Since 1947 both India and Pakistan have aspired to the moral high ground on Kashmir. Modi’s move on Monday departed from this tradition and was, in the spirit of our times, a unilateral act of perceived national self-interest without any pretence of internal or external consultation. The US denied it had been forewarned.
Pakistan has tried to cast India in a negative light and has appealed to the UN and OIC. However, Islamabad must already be disappointed by the lack of global and Muslim solidarity. As seen with China’s treatment of its Muslim Uighur minority, countries are reluctant to alienate the big emerging powers of China and India. Pakistan itself has hardly been forceful in its support for the Uighurs, preferring to maintain its “all weather” alliance with Beijing.
After a decent interval Islamabad’s subsequent move may be to integrate Azad Kashmir and Gilgit-Baltistan into Pakistan; essentially a mirror-image of what India has done. Pakistan has hinted at implementing this in the past and has made some tentative steps but was always anxious about damaging its legal position. Now the way is clear to do so whilst blaming India; a rare win-win from its perspective.
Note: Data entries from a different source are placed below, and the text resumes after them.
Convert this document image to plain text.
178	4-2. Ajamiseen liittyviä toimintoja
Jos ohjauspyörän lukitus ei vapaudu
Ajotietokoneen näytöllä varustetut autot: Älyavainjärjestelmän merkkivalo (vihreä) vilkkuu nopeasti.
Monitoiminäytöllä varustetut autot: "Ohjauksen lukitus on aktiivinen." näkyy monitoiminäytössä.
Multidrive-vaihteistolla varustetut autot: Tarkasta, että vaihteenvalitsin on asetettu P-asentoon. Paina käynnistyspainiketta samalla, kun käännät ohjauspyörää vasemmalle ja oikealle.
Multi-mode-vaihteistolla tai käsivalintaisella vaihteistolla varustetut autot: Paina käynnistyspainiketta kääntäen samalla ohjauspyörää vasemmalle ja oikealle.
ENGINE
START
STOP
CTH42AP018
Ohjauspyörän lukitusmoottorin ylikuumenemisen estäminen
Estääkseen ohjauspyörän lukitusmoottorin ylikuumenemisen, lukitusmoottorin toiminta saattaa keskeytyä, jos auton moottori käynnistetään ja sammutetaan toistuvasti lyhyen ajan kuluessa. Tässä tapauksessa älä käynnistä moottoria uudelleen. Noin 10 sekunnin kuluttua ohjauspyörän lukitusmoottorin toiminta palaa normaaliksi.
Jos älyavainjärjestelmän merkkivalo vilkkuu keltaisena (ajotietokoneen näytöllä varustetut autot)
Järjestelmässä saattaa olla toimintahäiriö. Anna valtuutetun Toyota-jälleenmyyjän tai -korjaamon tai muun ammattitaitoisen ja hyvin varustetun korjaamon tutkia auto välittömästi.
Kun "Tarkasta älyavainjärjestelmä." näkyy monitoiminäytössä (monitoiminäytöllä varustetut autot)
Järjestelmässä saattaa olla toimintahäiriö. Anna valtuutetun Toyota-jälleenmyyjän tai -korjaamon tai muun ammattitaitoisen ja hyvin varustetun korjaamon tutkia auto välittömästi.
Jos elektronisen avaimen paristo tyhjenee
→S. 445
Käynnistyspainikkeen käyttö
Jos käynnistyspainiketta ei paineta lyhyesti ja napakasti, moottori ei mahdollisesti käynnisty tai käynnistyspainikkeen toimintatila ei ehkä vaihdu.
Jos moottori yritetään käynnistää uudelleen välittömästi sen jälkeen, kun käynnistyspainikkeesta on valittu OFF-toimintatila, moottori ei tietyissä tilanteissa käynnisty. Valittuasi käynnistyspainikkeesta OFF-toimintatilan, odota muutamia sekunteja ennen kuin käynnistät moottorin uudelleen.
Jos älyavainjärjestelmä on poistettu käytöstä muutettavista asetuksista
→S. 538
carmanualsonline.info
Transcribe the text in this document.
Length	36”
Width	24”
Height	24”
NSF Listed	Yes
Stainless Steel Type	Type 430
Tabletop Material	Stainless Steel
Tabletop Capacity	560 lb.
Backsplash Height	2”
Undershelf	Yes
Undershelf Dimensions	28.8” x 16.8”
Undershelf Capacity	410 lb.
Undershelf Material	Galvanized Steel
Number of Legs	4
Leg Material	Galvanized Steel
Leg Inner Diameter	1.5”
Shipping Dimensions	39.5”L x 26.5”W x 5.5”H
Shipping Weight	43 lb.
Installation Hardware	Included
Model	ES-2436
Such a manoeuvre would infuriate New Delhi which may then recognise its tactical error. Given its customary political position it could hardly internationalise its complaint and is likely therefore to look for regional sanctions. Unfortunately, there are all too few options available which avoid military action. One might be to cease cooperation of the Kartapur Corridor, intended to allow Sikhs to worship at shrines inside Pakistan, but that would hurt Indians more than Pakistan.
The biggest risk of all is that militant groups will mount further terror attacks against Indian forces in Kashmir or elsewhere in India. In the current climate it is probable that India would suspect Pakistani complicity (whether true or not) and would reach for its February 2019 playbook; another air raid into Pakistan. It would only need the loss of some aircraft, or civilian casualties, or a counter-raid by Pakistan into India to project both countries towards war.
The final irony of this week’s events is that the integration by India and Pakistan of their own parts of Kashmir has long been recognised as a component of any final settlement of the dispute. The UN’s Dixon Plan of the 1950s came broadly to this conclusion. In 2008, when Prime Minister Manmohan Singh of India and President Pervez Musharraf of Pakistan so nearly reached agreement, the Line of Control (which separates Indian and Pakistan administered Kashmir) would have become the international border. This week’s announcement may have unwittingly produced a similar outcome but instead of a broader solution it could provoke a fatal deterioration in relations.
Tim Willasey-Wilsey is a Cipher Brief Expert and Visiting Senior Research Fellow at King’s College, London. He is also a former senior British diplomat.